FanPost

Romanticizing the Summer of 2012

I don’t think I will ever forget the summer of 2012, a summer that many might one day fondly refer to as the summer of "Z." It can be called a wide array of things, and that is frankly each person’s own choice, but the gravity and importance that will be associated with this summer will remain consistent. To many, this summer will be like the successful conclusion of therapy or marriage counseling—as the summer that repaired a deeply fractured relationship between a baseball team and its city.

I wouldn’t particularly say that the movie Major League is at the top of my hierarchy of favorite baseball movies. That is a spot more reserved for films like Bull Durham or Field of Dreams. It has nothing to do with the movie existing in Cleveland, a city I don’t really like very much, but the two aforementioned movies do a brilliant job with encapsulating certain elements of the baseball narrative that is so magical. But now as I think about the movie and what it represented, it captured a certain element of the sport that we are seeing today with our team. It has nothing to do with how our team has its share of unorthodox heroes like that Indians team did, but that is an argument that can certainly be made. It has everything to do with the city. Seeing a city filled with disdain for its baseball team, filled with lost hope, and scattered around that city are the remaining few who have chosen to not give up, but are also cast aside like they have some sort of mental issue for believing. You see, I’ve never considered these fans coming to PNC Park in masses to be fair weather fans like some of you do. The truth is, they aren’t, in the traditional sense of the phrase. Many of these people coming out to PNC Park to produce 35,000-plus crowds are all patients of therapy—the therapy I mentioned above that this summer has been the catalyst for—the glue that is fixing the bond between the city of Pittsburgh and the Pirates. These are people who are not following the Pirates because it’s trendy or because it’s the thing to do, they are following the Pirates because they love baseball and have always loved baseball, and this summer is sparking that love that had been so deeply dormant in their lives. They are also kids and teenagers who have never experienced summers like this, summers that ignite a city and see the mysticism and beauty of baseball draw thousands to PNC Park. It’s a magical and unique kind of draw that can’t be duplicated by any other sport. The point I am trying to make is--that is exactly what the movie Major League does so well. It captures the love affair between a city and its baseball team that it had seemingly thrown away. Baseball has always been the sport people most romanticize about, the most poetic of sports, and this summer has been poetry in motion.

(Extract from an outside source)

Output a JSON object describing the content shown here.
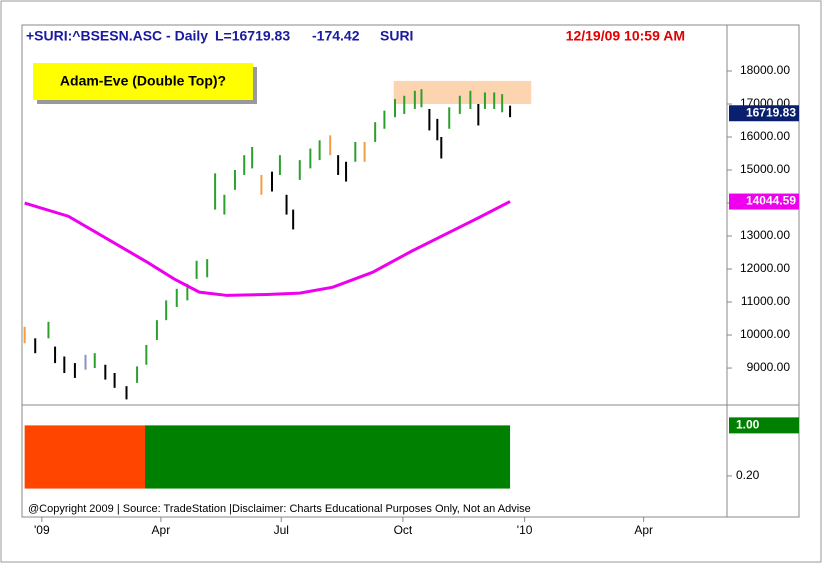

That is what this summer is all about. Of course, there are other sub-stories to this story—narratives that if I called them B and C plots would be almost demeaning. No, I don’t think I’ll ever forget the summer where Andrew McCutchen became the face of baseball and the MVP front runner. I don’t think I’ll ever forget Pedro and Garrets bombs, Neil's five hit games, Jason Grilli’s fist pumps, Drew Sutton’s homer or the 19-inning marathon the other day. The six hour epic that chased away as many short term ghosts as this season has chased long term ghosts. I also don’t think I’ll forget AJ Burnett. The has-been super villain of New York who was run out of town with pitchforks and torches, and chased 350 miles west where he could lay low and fall off the baseball radar like the 35-year old waste of money the Yankees perceived him to be. Now as September is right around the corner, he is a hero to this city. The grizzled veteran has grown to love the team and the city as much as they have grown to love him. He will finish his baseball career probably with only fifteen percent of it being spent with Pittsburgh, but he has forever endeared himself to the hearts of our fans. A lot of stories exist on this team, but his is perhaps the most symbiotic with the overarching narrative.

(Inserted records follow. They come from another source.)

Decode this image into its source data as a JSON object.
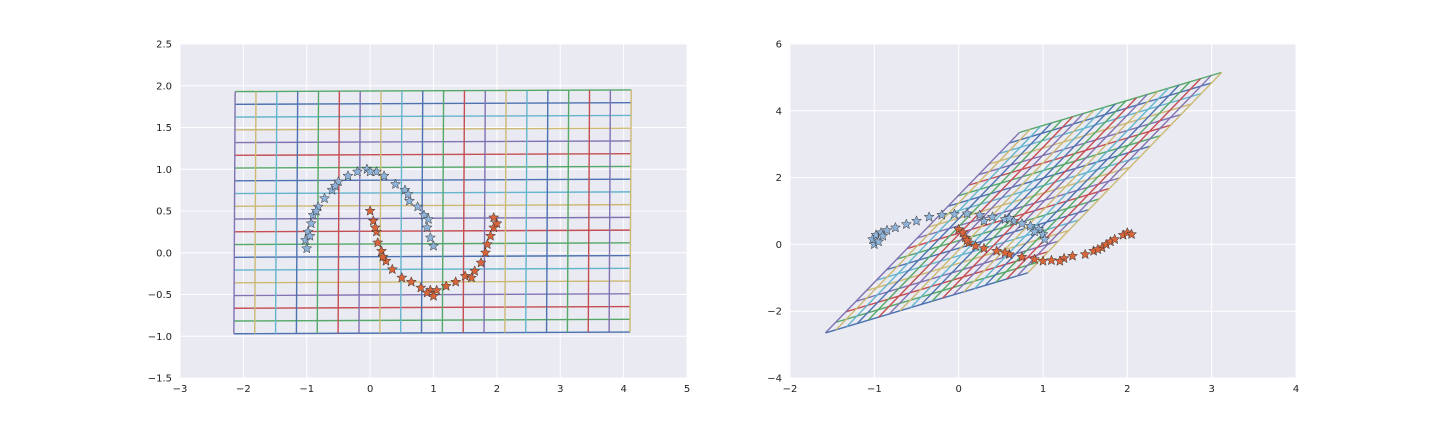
{
  "palette": [
    "#4c72b0",
    "#55a868",
    "#c44e52",
    "#8172b2",
    "#ccb974",
    "#64b5cd"
  ],
  "class_colors": [
    "#8fb3d9",
    "#d9653b"
  ],
  "chart_data": [
    {
      "type": "scatter",
      "title": "",
      "xlabel": "",
      "ylabel": "",
      "xlim": [
        -3,
        5
      ],
      "ylim": [
        -1.5,
        2.5
      ],
      "xticks": [
        -3,
        -2,
        -1,
        0,
        1,
        2,
        3,
        4,
        5
      ],
      "yticks": [
        -1.5,
        -1.0,
        -0.5,
        0.0,
        0.5,
        1.0,
        1.5,
        2.0,
        2.5
      ],
      "xtick_labels": [
        "−3",
        "−2",
        "−1",
        "0",
        "1",
        "2",
        "3",
        "4",
        "5"
      ],
      "ytick_labels": [
        "−1.5",
        "−1.0",
        "−0.5",
        "0.0",
        "0.5",
        "1.0",
        "1.5",
        "2.0",
        "2.5"
      ],
      "grid": true,
      "mesh": {
        "origin": [
          -2.15,
          -0.97
        ],
        "u": [
          6.25,
          0.02
        ],
        "v": [
          0.02,
          2.9
        ],
        "divisions_u": 19,
        "divisions_v": 19
      },
      "series": [
        {
          "points": [
            [
              -1.0,
              0.05
            ],
            [
              -1.02,
              0.15
            ],
            [
              -0.98,
              0.25
            ],
            [
              -0.93,
              0.35
            ],
            [
              -0.9,
              0.45
            ],
            [
              -0.82,
              0.55
            ],
            [
              -0.72,
              0.65
            ],
            [
              -0.6,
              0.75
            ],
            [
              -0.5,
              0.85
            ],
            [
              -0.35,
              0.92
            ],
            [
              -0.2,
              0.97
            ],
            [
              -0.05,
              1.0
            ],
            [
              0.1,
              0.97
            ],
            [
              0.22,
              0.92
            ],
            [
              0.4,
              0.82
            ],
            [
              0.55,
              0.75
            ],
            [
              0.62,
              0.62
            ],
            [
              0.75,
              0.55
            ],
            [
              0.85,
              0.45
            ],
            [
              0.9,
              0.3
            ],
            [
              0.95,
              0.18
            ],
            [
              1.0,
              0.08
            ],
            [
              -0.95,
              0.2
            ],
            [
              -0.85,
              0.5
            ],
            [
              -0.55,
              0.8
            ],
            [
              0.0,
              0.97
            ],
            [
              0.6,
              0.7
            ],
            [
              0.92,
              0.4
            ]
          ]
        },
        {
          "points": [
            [
              0.0,
              0.5
            ],
            [
              0.05,
              0.38
            ],
            [
              0.1,
              0.25
            ],
            [
              0.12,
              0.12
            ],
            [
              0.18,
              0.02
            ],
            [
              0.25,
              -0.1
            ],
            [
              0.35,
              -0.2
            ],
            [
              0.5,
              -0.3
            ],
            [
              0.65,
              -0.35
            ],
            [
              0.8,
              -0.42
            ],
            [
              0.95,
              -0.45
            ],
            [
              1.05,
              -0.45
            ],
            [
              1.2,
              -0.4
            ],
            [
              1.35,
              -0.35
            ],
            [
              1.5,
              -0.28
            ],
            [
              1.65,
              -0.22
            ],
            [
              1.75,
              -0.12
            ],
            [
              1.82,
              0.0
            ],
            [
              1.85,
              0.1
            ],
            [
              1.9,
              0.2
            ],
            [
              1.95,
              0.3
            ],
            [
              2.0,
              0.35
            ],
            [
              1.95,
              0.42
            ],
            [
              0.08,
              0.3
            ],
            [
              0.9,
              -0.48
            ],
            [
              1.6,
              -0.3
            ],
            [
              0.2,
              -0.05
            ],
            [
              1.0,
              -0.52
            ]
          ]
        }
      ]
    },
    {
      "type": "scatter",
      "title": "",
      "xlabel": "",
      "ylabel": "",
      "xlim": [
        -2,
        4
      ],
      "ylim": [
        -4,
        6
      ],
      "xticks": [
        -2,
        -1,
        0,
        1,
        2,
        3,
        4
      ],
      "yticks": [
        -4,
        -2,
        0,
        2,
        4,
        6
      ],
      "xtick_labels": [
        "−2",
        "−1",
        "0",
        "1",
        "2",
        "3",
        "4"
      ],
      "ytick_labels": [
        "−4",
        "−2",
        "0",
        "2",
        "4",
        "6"
      ],
      "grid": true,
      "mesh": {
        "origin": [
          -1.58,
          -2.65
        ],
        "u": [
          2.4,
          1.8
        ],
        "v": [
          2.3,
          6.0
        ],
        "divisions_u": 19,
        "divisions_v": 19
      },
      "series": [
        {
          "points": [
            [
              -1.0,
              0.0
            ],
            [
              -1.02,
              0.15
            ],
            [
              -0.98,
              0.28
            ],
            [
              -0.92,
              0.35
            ],
            [
              -0.85,
              0.42
            ],
            [
              -0.75,
              0.5
            ],
            [
              -0.62,
              0.6
            ],
            [
              -0.5,
              0.7
            ],
            [
              -0.35,
              0.82
            ],
            [
              -0.2,
              0.88
            ],
            [
              -0.05,
              0.9
            ],
            [
              0.1,
              0.92
            ],
            [
              0.25,
              0.88
            ],
            [
              0.4,
              0.82
            ],
            [
              0.55,
              0.75
            ],
            [
              0.65,
              0.7
            ],
            [
              0.75,
              0.62
            ],
            [
              0.85,
              0.55
            ],
            [
              0.95,
              0.45
            ],
            [
              1.0,
              0.3
            ],
            [
              1.02,
              0.15
            ],
            [
              -0.95,
              0.08
            ],
            [
              -0.9,
              0.25
            ],
            [
              0.6,
              0.78
            ],
            [
              0.9,
              0.38
            ],
            [
              0.3,
              0.7
            ]
          ]
        },
        {
          "points": [
            [
              0.0,
              0.45
            ],
            [
              0.05,
              0.35
            ],
            [
              0.08,
              0.2
            ],
            [
              0.12,
              0.05
            ],
            [
              0.2,
              -0.05
            ],
            [
              0.3,
              -0.12
            ],
            [
              0.45,
              -0.2
            ],
            [
              0.6,
              -0.3
            ],
            [
              0.75,
              -0.38
            ],
            [
              0.9,
              -0.45
            ],
            [
              1.0,
              -0.5
            ],
            [
              1.1,
              -0.48
            ],
            [
              1.25,
              -0.42
            ],
            [
              1.35,
              -0.35
            ],
            [
              1.5,
              -0.3
            ],
            [
              1.6,
              -0.2
            ],
            [
              1.7,
              -0.1
            ],
            [
              1.75,
              0.0
            ],
            [
              1.8,
              0.08
            ],
            [
              1.85,
              0.15
            ],
            [
              1.95,
              0.28
            ],
            [
              2.0,
              0.35
            ],
            [
              2.05,
              0.3
            ],
            [
              0.1,
              0.12
            ],
            [
              0.55,
              -0.25
            ],
            [
              1.2,
              -0.5
            ],
            [
              1.65,
              -0.15
            ]
          ]
        }
      ]
    }
  ]
}
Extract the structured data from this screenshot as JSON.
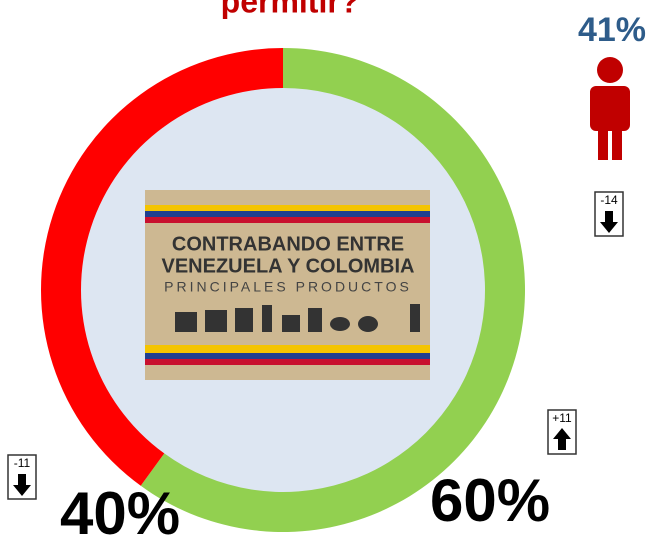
{
  "chart_data": {
    "type": "donut",
    "title": "permitir?",
    "categories": [
      null,
      null
    ],
    "values": [
      60,
      40
    ],
    "value_labels": [
      "60%",
      "40%"
    ],
    "colors": [
      "#92d050",
      "#ff0000"
    ],
    "changes": [
      {
        "value": 11,
        "label": "+11"
      },
      -11
    ]
  },
  "person": {
    "value": 41,
    "value_label": "41%",
    "color": "#c00000",
    "change": -14
  },
  "banner": {
    "title_line1": "CONTRABANDO ENTRE",
    "title_line2": "VENEZUELA Y COLOMBIA",
    "subtitle": "PRINCIPALES PRODUCTOS"
  }
}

I definitely won’t forget that hand gesture either. You know the one I am talking about. The symbol that unified Pittsburgh and represented not how the city surrendered itself to a bunch of alien cultists, but to magic of this sport. Call the symbol played out and silly all you want, but there is no denying that it represents everything that is good with this summer. It will forever be the time marker of when new generations of Pirates fans were born, when a lost generation was rediscovered, and when that small faction of wide eyed dreamers from these past 20 years didn't feel so alone in the world. All hail Zoltan! Yes, all hail Zoltan indeed.

I have no idea what the yield of this summer will be in terms of results. We almost certainly will break that dreaded streak, which is a very symbolic marker of the cities baseball breakup. A collapse that prevented that would be devastating, but I’m not going to think about that or do I think it will come even close to happening. At this point, we are probably too far away from the Reds to capture the division and as upsetting as that might seem, it doesn’t make the summer a waste by any stretch of the imagination. The fact of the matter is, as we move closer to September the idea of the Pittsburgh Pirates playing playoff baseball is still very real. The hope is, even if we get just one playoff game in the wild card, even if we lose that game, the Pittsburgh Pirates will have made the playoffs. Just say that to yourself out loud for a second. Oh, and if we got the opportunity to play a home game, don’t get me started. I would be remiss if I said I didn’t care about if we won that game, of course I would want us to win, but playoff baseball would be happening in PNC Park, and by God, that would be one of the most beautiful moments these eyes have ever witnessed.